For verbs, Perseus often gives a huge number of possible analyses, most of which are from other dialects than that in which the text is written. These forms should be suppressed, or at least severely deemphasized.

It would be convenient to be able to click on a word and see both the morphological analysis and the LSJ entry (perhaps with the Middle Liddell as an alternative for beginners). Currently, this requires an extra click. It is also somewhat slow. Slowness used to be an enormous problem with Perseus, and it has gotten much better, but it would be tremendously useful to beginners in Greek to have instant word lookup. Ideally, in fact, morphological analysis and lexicon would not open in a new tab but would either appear in another part of the same web page or perhaps appear in a floating bubble when one hovered over a word.

I disagree that full markup (as could be achieved with adopt-a-passage) is a desirable goal. That seems to me to encourage the “decoding” approach to Greek, which will never lead to fluent reading. Much better is the traditional approach of notes on grammatical difficulties. In my opinion, the best way for intermediate Greek students to read texts is with a facing translation and judicious notes. The only advantage of an online system like Perseus is that checking morphology and looking up words in the dictionary can be sped up.
liz fairhead on October 23, 2012 at 8:13 pm said:

I am showing my AS and A2 level students both the short and the full Lewis and Short Latin tool. They would struggle to translate using the word study tool alone but it is extremely useful as an aid to understanding along with a grammar and a crib. It does have shortcomings but nevertheless has much to offer, especially the full Lewis and Short which gives students a context and much fuller appreciation of words and is usable in a classroom in a way that the book is not. Much easier than the page turning I did 30 years ago at university.
James Rinkevich on November 20, 2012 at 3:47 pm said:

Have you looked at what Whitacker’s Words does? It finds all the possible forms and lists the forms that match and then finds all the dictionary forms and provides a gloss for each. For Perseus the only additional thing needed would be links from the root dictionary form word to the dictionaries (I believe he used many of the same that Perseus will link to for his glosses).
Katie on January 28, 2013 at 9:33 pm said:

How do you feel about experiences students of Latin (advanced/graduate level) using the tool for quick word lookup? For example, if I’m reading the word “pacto” (De Rerum Natura, 2.549), I know it can be a noun, adjective, or perfect passive participle. If it’s the perfect passive participle, my memory is not good enough to remembered that it comes from “paciscor,” nor what the translation of that word is (I then either click on the L&S translation or find a physical L&S to tell me what’s up). However, this anecdote in itself might be a point against the parsing tool: I seem to have gotten lazy with my verbs.

On the whole, I’m generally conflicted about using parsing tools, because I do feel like it’s a sign of laziness – however, I catch things that I otherwise wouldn’t just using a dictionary (for example, if a word looks genitive but is, in reality, ablative).
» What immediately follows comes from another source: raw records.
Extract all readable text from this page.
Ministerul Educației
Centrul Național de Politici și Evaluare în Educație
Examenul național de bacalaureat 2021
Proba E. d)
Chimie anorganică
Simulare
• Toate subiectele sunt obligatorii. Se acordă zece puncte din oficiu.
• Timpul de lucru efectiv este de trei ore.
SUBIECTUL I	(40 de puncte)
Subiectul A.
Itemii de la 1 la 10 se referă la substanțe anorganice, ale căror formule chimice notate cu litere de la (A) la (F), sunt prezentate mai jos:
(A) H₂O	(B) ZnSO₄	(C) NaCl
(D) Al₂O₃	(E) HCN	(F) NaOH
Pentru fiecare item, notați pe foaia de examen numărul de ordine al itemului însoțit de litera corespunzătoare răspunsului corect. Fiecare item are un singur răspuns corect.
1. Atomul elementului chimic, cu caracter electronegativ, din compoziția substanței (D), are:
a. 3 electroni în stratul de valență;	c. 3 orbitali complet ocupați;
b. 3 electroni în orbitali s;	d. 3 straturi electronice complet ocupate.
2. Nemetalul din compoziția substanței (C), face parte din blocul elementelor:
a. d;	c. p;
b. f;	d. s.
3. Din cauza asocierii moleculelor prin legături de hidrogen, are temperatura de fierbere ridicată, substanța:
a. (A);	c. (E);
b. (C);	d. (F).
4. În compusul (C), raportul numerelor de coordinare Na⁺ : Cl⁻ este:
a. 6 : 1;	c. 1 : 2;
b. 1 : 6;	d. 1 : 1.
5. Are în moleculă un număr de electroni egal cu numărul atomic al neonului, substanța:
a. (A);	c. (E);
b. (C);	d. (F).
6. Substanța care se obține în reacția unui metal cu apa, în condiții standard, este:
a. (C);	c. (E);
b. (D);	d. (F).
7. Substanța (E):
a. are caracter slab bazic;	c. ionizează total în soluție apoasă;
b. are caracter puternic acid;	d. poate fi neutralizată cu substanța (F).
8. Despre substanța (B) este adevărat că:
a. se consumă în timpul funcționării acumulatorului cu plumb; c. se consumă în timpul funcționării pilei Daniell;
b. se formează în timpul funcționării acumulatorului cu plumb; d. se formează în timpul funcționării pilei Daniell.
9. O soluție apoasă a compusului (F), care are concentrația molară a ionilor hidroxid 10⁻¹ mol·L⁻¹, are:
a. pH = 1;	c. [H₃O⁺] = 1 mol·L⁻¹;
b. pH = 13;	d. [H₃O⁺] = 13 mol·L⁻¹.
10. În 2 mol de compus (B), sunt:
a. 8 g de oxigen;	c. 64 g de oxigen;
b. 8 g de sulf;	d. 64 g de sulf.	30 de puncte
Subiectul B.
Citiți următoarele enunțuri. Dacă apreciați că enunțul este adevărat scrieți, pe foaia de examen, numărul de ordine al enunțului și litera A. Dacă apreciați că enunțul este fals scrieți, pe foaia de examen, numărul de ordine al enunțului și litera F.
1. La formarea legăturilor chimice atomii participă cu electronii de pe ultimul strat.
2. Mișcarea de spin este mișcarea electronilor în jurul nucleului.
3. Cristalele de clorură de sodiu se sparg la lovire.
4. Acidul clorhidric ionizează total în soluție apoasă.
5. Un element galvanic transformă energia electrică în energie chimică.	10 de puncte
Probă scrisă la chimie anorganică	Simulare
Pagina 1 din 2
I feel like many older scholars expect their students to use pre-internet/computer tools, just because that’s what they were taught with – even though there are faster, easier ways to do the exact same thing. Again, this might just be complete and total laziness on my part.
Rusty on September 21, 2013 at 5:37 pm said:

That was is a wonderful post, thank you, Chris. I have studied Latin for years independently and had always assumed that there must be some secret code for using those perseus tables properly, a code to which only those at university had priviledged acccess.